Josef Römer, Stanislav Devátý and Václav Havel in Zlín
Josef Römer, Stanislav Devátý and Václav Havel in Zlín
zdroj: Josef Römer

Josef Römer was born on 7 October 1955 in the then Gottwaldov (Zlín). He spent his early childhood with his parents in South Bohemia and in 1963 returned to Moravia. In 1969 the family was significantly marked by his mother‘s job dismissal, as she spoke openly against the occupation of Czechoslovakia by the Warsaw Pact troops. After elementary school Josef joined the agricultural school in Kladruby nad Labem, where he trained as a horse breeder. In the second half of the 1970s he went to Prague, where he worked in the company Engineering and Industrial Buildings (IPS) and participated in the construction of the Devil‘s housing estate. At that time he began attending the American Embassy and attended cultural events there. After completing the recruitment contract with IPS, he moved to work at CSA at Ruzyne Airport. While working at the Ruzyně airport, he saw a plan to leave Czechoslovakia.

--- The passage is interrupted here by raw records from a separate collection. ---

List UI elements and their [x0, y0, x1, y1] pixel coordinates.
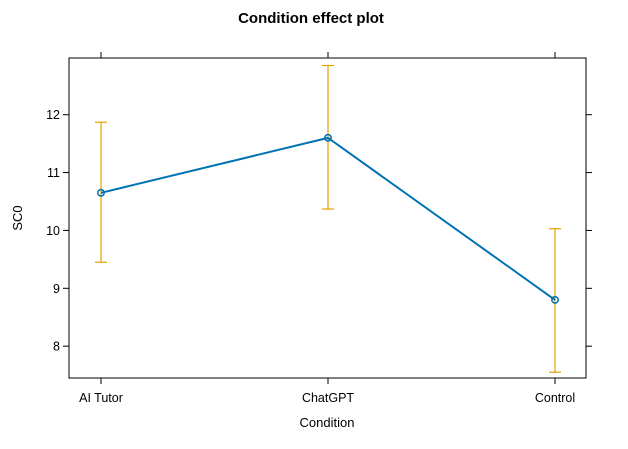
x-axis: AI Tutor ChatGPT Control — [79, 52, 575, 405]
series-line — [100, 136, 556, 301]
y-axis: 8 9 10 11 12 — [46, 108, 592, 354]
data-point-2 — [551, 295, 559, 304]
y-tick-label-12: 12 — [46, 108, 60, 122]
data-point-0 — [97, 188, 105, 197]
chart-title: Condition effect plot — [238, 10, 384, 27]
y-tick-label-9: 9 — [53, 282, 60, 296]
error-bars — [95, 64, 561, 373]
x-tick-label-0: AI Tutor — [79, 391, 123, 405]
x-tick-label-2: Control — [535, 391, 575, 405]
y-axis-label: SC0 — [10, 205, 25, 230]
y-tick-label-11: 11 — [47, 166, 60, 180]
y-tick-label-10: 10 — [46, 224, 60, 238]
y-tick-label-8: 8 — [53, 340, 60, 354]
data-point-1 — [324, 133, 332, 142]
x-tick-label-1: ChatGPT — [302, 391, 354, 405]
series-line-group — [97, 133, 559, 304]
x-axis-label: Condition — [300, 415, 355, 430]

However, on January 27, 1977, a few days before the planned escape, came an arrest, and several charges were subsequently made: preparation for an attempt to leave the Republic, preparation for threats to air safety and later also a crime of espionage for contacts with US embassy diplomats. On the basis of the testimony of a friend who served in the missile troops of the Czechoslovak People‘s Army, another military trial with Josef was iniciated for alleged disclosure of a military secret. He spent two and a half years in custody in Ruzyně. He was sentenced to serve thirteen years in prison and served his sentence in full without three weeks in Valdice. He was released on January 3, 1990. After his return to Zlín he worked for the Civic Forum and SPUSA. Later he started doing business in tourism. He still lives in Zlín today.